- Occupation: Classical soprano
- Organizations: Hesperus; Vocal Arts Quartet; Folger Consort;
- Awards: Washington Area Music Awards 2009

= Rosa Lamoreaux =

American singer

Rosa Lamoreaux is an American soprano, appearing mostly in concert, both as a soloist and in vocal ensembles. She has appeared at festivals such as the Carmel Bach Festival and the Rheingau Musik Festival, and has recorded works by Johann Sebastian Bach with different conductors.

==Career ==

Lamoreaux has performed often in Washington at the Corcoran Gallery, the Kennedy Center, the National Cathedral, the National Gallery of Art and the Smithsonian Institution.
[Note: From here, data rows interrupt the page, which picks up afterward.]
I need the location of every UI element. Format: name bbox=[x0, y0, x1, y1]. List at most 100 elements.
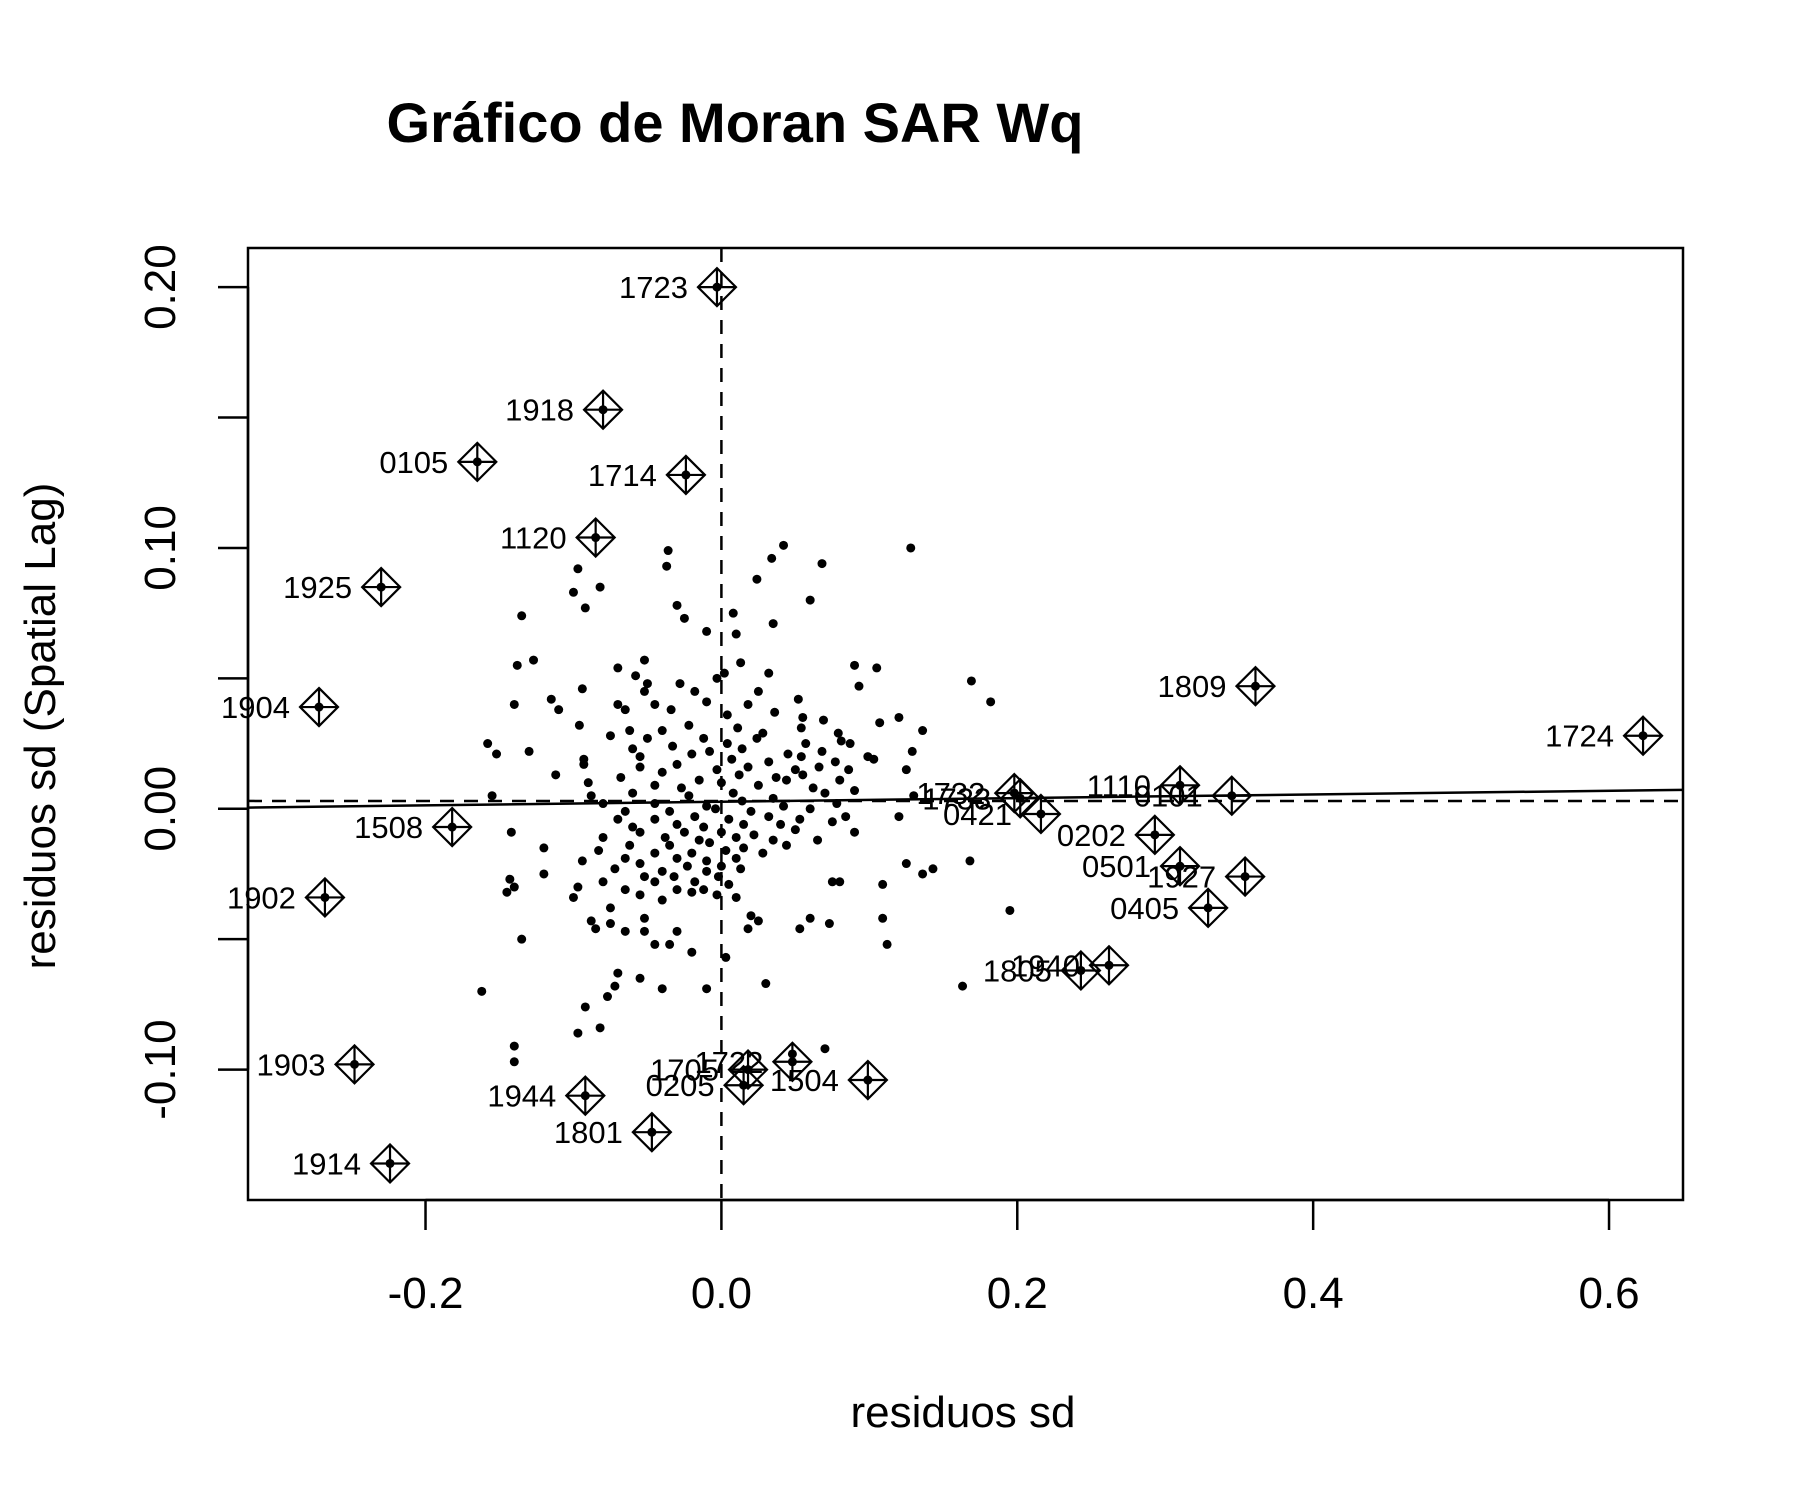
data-point bbox=[767, 553, 777, 563]
data-point bbox=[758, 848, 768, 858]
influential-label: 1927 bbox=[1147, 860, 1216, 895]
data-point bbox=[529, 655, 539, 665]
influential-marker bbox=[1020, 793, 1062, 835]
data-point bbox=[869, 754, 879, 764]
data-point bbox=[669, 872, 679, 882]
data-point bbox=[796, 752, 806, 762]
influential-point: 0105 bbox=[379, 441, 498, 483]
influential-point: 0202 bbox=[1057, 814, 1176, 856]
data-point bbox=[672, 759, 682, 769]
data-point bbox=[487, 791, 497, 801]
data-point bbox=[736, 864, 746, 874]
data-point bbox=[613, 968, 623, 978]
data-point bbox=[752, 733, 762, 743]
influential-label: 1944 bbox=[487, 1079, 556, 1114]
data-point bbox=[712, 890, 722, 900]
data-point bbox=[712, 673, 722, 683]
influential-point: 1733 bbox=[922, 777, 1041, 819]
reference-lines bbox=[248, 248, 1683, 1200]
data-point bbox=[610, 981, 620, 991]
data-point bbox=[986, 697, 996, 707]
data-point bbox=[850, 827, 860, 837]
data-point bbox=[966, 676, 976, 686]
y-tick-label: 0.20 bbox=[136, 244, 185, 330]
influential-label: 1120 bbox=[500, 521, 567, 556]
data-point bbox=[665, 806, 675, 816]
chart-title: Gráfico de Moran SAR Wq bbox=[387, 91, 1084, 154]
data-point bbox=[657, 984, 667, 994]
y-axis-label: residuos sd (Spatial Lag) bbox=[16, 483, 65, 970]
data-point bbox=[650, 814, 660, 824]
data-point bbox=[568, 587, 578, 597]
x-tick-label: 0.0 bbox=[691, 1269, 752, 1318]
data-point bbox=[724, 814, 734, 824]
influential-point: 1809 bbox=[1157, 665, 1277, 707]
data-point bbox=[845, 739, 855, 749]
influential-label: 1925 bbox=[283, 570, 352, 605]
data-point bbox=[610, 864, 620, 874]
data-point bbox=[798, 712, 808, 722]
data-point bbox=[650, 799, 660, 809]
data-point bbox=[795, 924, 805, 934]
data-point bbox=[731, 853, 741, 863]
data-point bbox=[635, 827, 645, 837]
data-point bbox=[620, 926, 630, 936]
data-point bbox=[672, 600, 682, 610]
data-point bbox=[764, 757, 774, 767]
influential-marker bbox=[771, 1041, 813, 1083]
data-point bbox=[477, 986, 487, 996]
data-point bbox=[672, 926, 682, 936]
data-point bbox=[628, 744, 638, 754]
data-point bbox=[595, 1023, 605, 1033]
data-point bbox=[684, 791, 694, 801]
data-point bbox=[768, 619, 778, 629]
data-point bbox=[918, 726, 928, 736]
data-point bbox=[808, 783, 818, 793]
influential-point: 1914 bbox=[292, 1142, 411, 1185]
data-point bbox=[833, 728, 843, 738]
data-point bbox=[702, 984, 712, 994]
data-point bbox=[573, 1028, 583, 1038]
influential-marker bbox=[456, 441, 498, 483]
data-point bbox=[650, 699, 660, 709]
influential-marker bbox=[1159, 845, 1201, 887]
data-point bbox=[639, 872, 649, 882]
data-point bbox=[958, 981, 968, 991]
influential-label: 0421 bbox=[943, 797, 1012, 832]
influential-marker bbox=[1187, 887, 1229, 929]
data-point bbox=[850, 786, 860, 796]
data-point bbox=[743, 699, 753, 709]
data-point bbox=[728, 608, 738, 618]
data-point bbox=[758, 728, 768, 738]
influential-label: 1110 bbox=[1087, 768, 1151, 803]
data-point bbox=[687, 749, 697, 759]
data-point bbox=[684, 720, 694, 730]
influential-point: 0501 bbox=[1082, 845, 1201, 887]
y-axis: -0.10 0.00 0.10 0.20 bbox=[136, 244, 250, 1120]
data-point bbox=[628, 788, 638, 798]
data-point bbox=[739, 819, 749, 829]
influential-point: 1904 bbox=[221, 686, 340, 728]
data-point bbox=[832, 799, 842, 809]
data-point bbox=[894, 712, 904, 722]
influential-marker bbox=[665, 454, 707, 496]
data-point bbox=[722, 710, 732, 720]
influential-label: 1805 bbox=[983, 953, 1052, 988]
data-point bbox=[539, 843, 549, 853]
data-point bbox=[657, 895, 667, 905]
data-point bbox=[675, 679, 685, 689]
influential-marker bbox=[582, 389, 624, 431]
data-point bbox=[699, 822, 709, 832]
data-point bbox=[620, 885, 630, 895]
data-point bbox=[672, 819, 682, 829]
data-point bbox=[702, 801, 712, 811]
x-axis: -0.2 0.0 0.2 0.4 0.6 bbox=[388, 1198, 1640, 1318]
data-point bbox=[827, 877, 837, 887]
data-point bbox=[602, 992, 612, 1002]
data-point bbox=[639, 655, 649, 665]
influential-point: 0101 bbox=[1134, 775, 1253, 817]
data-point bbox=[712, 765, 722, 775]
influential-marker bbox=[1134, 814, 1176, 856]
data-point bbox=[770, 707, 780, 717]
data-point bbox=[509, 1041, 519, 1051]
She has sung as a member of vocal ensembles such as the Vocal Arts Quartet, with Beverly Benso, Samuel Gordon and Robert Kennedy, performing music from the Renaissance to contemporary. They appeared at many European Music Festivals including the Rheingau Musik Festival. She has performed with Hesperus, an ensemble for early music and folk music. They performed for example live music for the 1923 silent film The Hunchback of Notre Dame, a compilation of music by Hildegard von Bingen, Guillaume de Machaut, Guillaume Dufay and others. Lamoreaux has been a frequent guest with the Folger Consort for Early Music. She took part in celebrating the 300th anniversary of J. S. Bach's birth in Leipzig, Berlin and Halle with the Washington Bach Consort.

Lamoreaux has regularly performed with choral groups such as the Master Singers of Westchesters, conducted by Les Robinson Hadsell. She sang in 1987 the first soprano part in Mozart's Great Mass in C minor alongside Elisabeth Braden, Michael Hume and Nathaniel Watson, in 1989 in works by Vivaldi with Pamela Dellal, in 1990 Handel's Utrecht Te Deum and Haydn's St. Cecilia Mass, and in 1991 was the soprano in Mozart's Vesperae solennes de Dominica and Requiem with Beverly Benso and Patrick Romano.

In 1997, she was a soloist in Bach's a recording of Bach's Mass in B minor and Magnificat with The Bach Choir of Bethlehem conducted by Greg Funfgeld, and the Messe solennelle by Berlioz, among others. Recordings with vocal ensembles include Four Centuries of Song with the National Gallery Vocal Art, and Spain in the New World and I Love Lucette, theatre songs of the French Renaissance with Hesperus. She also recorded Gentle Annie songs by Stephen Foster and Charles Ives. She has appeared in two recordings conducted by Bruno Weil at the Carmel Bach Festival, one in 1996 of the solo cantata Mein Herze schwimmt im Blut, BWV 199 that appeared on the compilation Best of the Fest, Vol. 1, and the other as a soloist in Bach's Mass in B minor in 1998.

Lamoreaux has taught voice at Princeton University, the Michigan State University, and the Smithsonian Institution, among others. She won the 2009 Washington Area Music Award in the category "Classical Vocal Soloist".